A 2023 peer-reviewed UCLA study found that bringing green space in LA County to median levels could add up to 908,800 years of collective life expectancy to residents in under-resourced communities.
“Parks are not a luxury, but essential infrastructure protecting public health, by providing opportunities for physical activity, time in nature, social connections and rest while filtering air, removing pollution, buffering noise, cooling temperature, even replenishing ground water,” said Francisco Romero, program manager at the Prevention Institute.
“With the recent devastating fires and previously with the COVID-19 pandemic, parks were some of the first places that were open for people to get out, relieve some of the stress of being sheltered in place or get resources through food, vaccine, air purifier and mutual aid distribution,” he continued. “Parks are our lifeline, and this PNA is like a diagnosis to see how we can generationally invest in ourselves best.”
“We need to look into park access because they’re more than just recreational spaces. They anchor the community as gathering and even emergency spaces,” said Jimmy Kim, general manager of the LA Department of Recreation and Parks.
“During the local fires, we activated our parks for shelter services for displaced people. During the Northridge earthquake, everybody went into parks,” he continued. “We’re really planning for the future.”
The city’s parks and recreation department currently faces a $2.1 million backlog in deferred maintenance.
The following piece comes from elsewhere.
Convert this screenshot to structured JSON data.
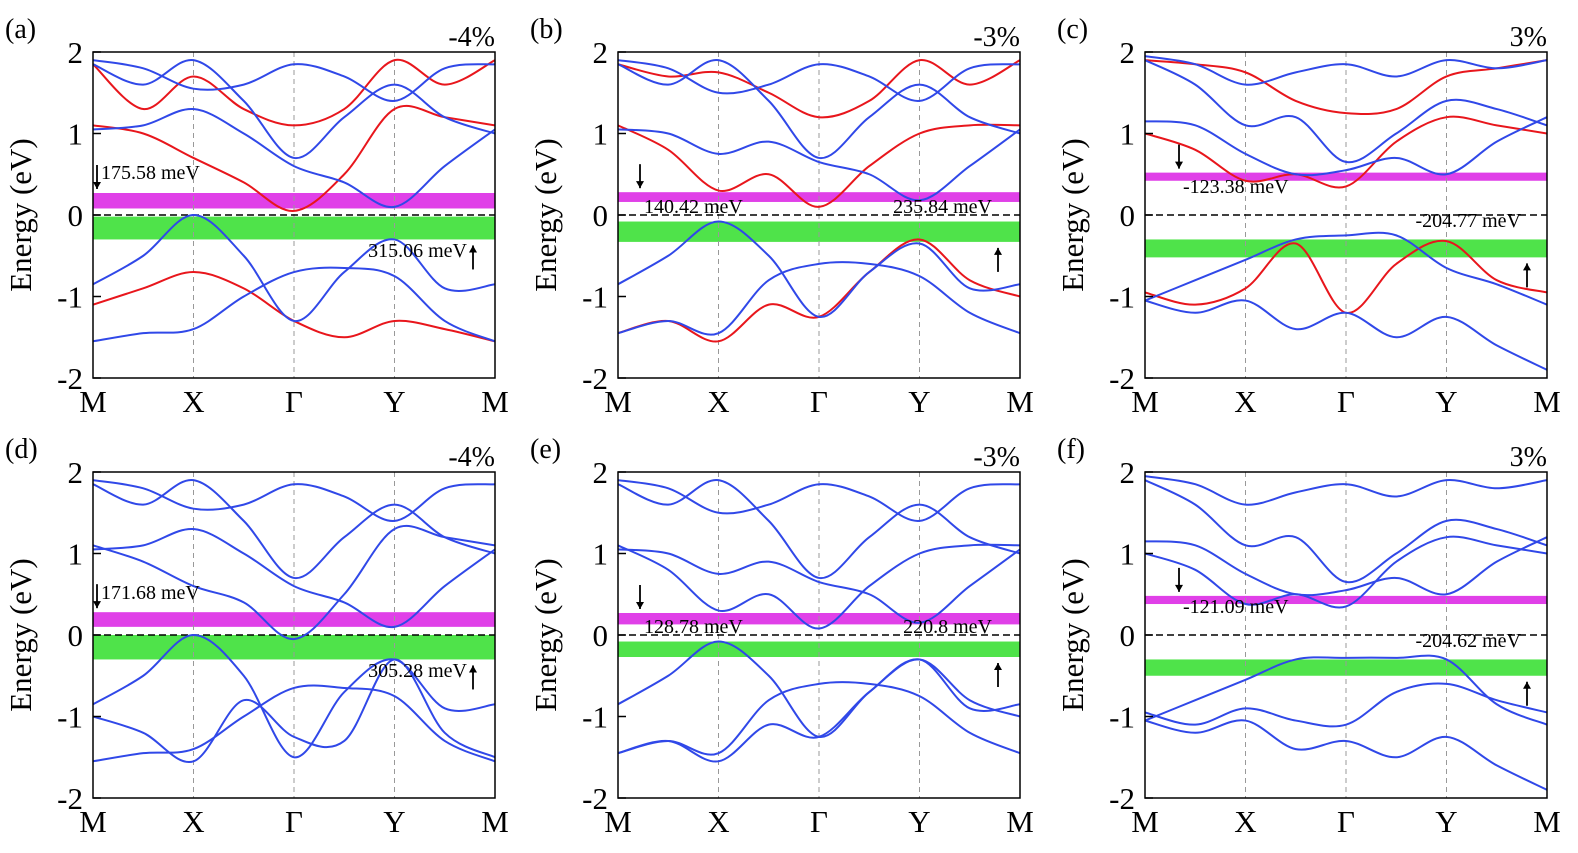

Multi-benefit projects are key to expanding parks in the face of this deficit, said Roxy Rivas, deputy director of capital projects and planning for environmental justice community organization Pacoima Beautiful (PB), in the east San Fernando Valley.
One such project PB built was Bradley Alley and Plaza, the first planned shared street in the City of LA, designed to slow traffic and let residents relax, walk and bike.
“It used to be a through street that we permanently closed off to vehicles, and it’s now being used by the community. I just came this morning and a local residents’ group, HACLA, was holding a food distribution event,” said Rivas. “Quinceaneras are thrown here. Everybody loves this space.”
PB has also been visiting and studying stormwater capture projects in recreational parks throughout LA County, like Adventure Park in Whittier and Alondra Park in Lawndale.
“This concept of multi-benefit projects would let us combine different funding streams to not only build them, but to operate and maintain them,” explained Rivas. “Especially here in the San Fernando Valley, we have far fewer parks per capita … The community is telling us that amenities like restrooms and courts are either not up to par, or are completely closed down.”
“We know there’s a need,” she added. “This PNA is going to be a crucial tool to put a number to these stories and identify where our money can go.”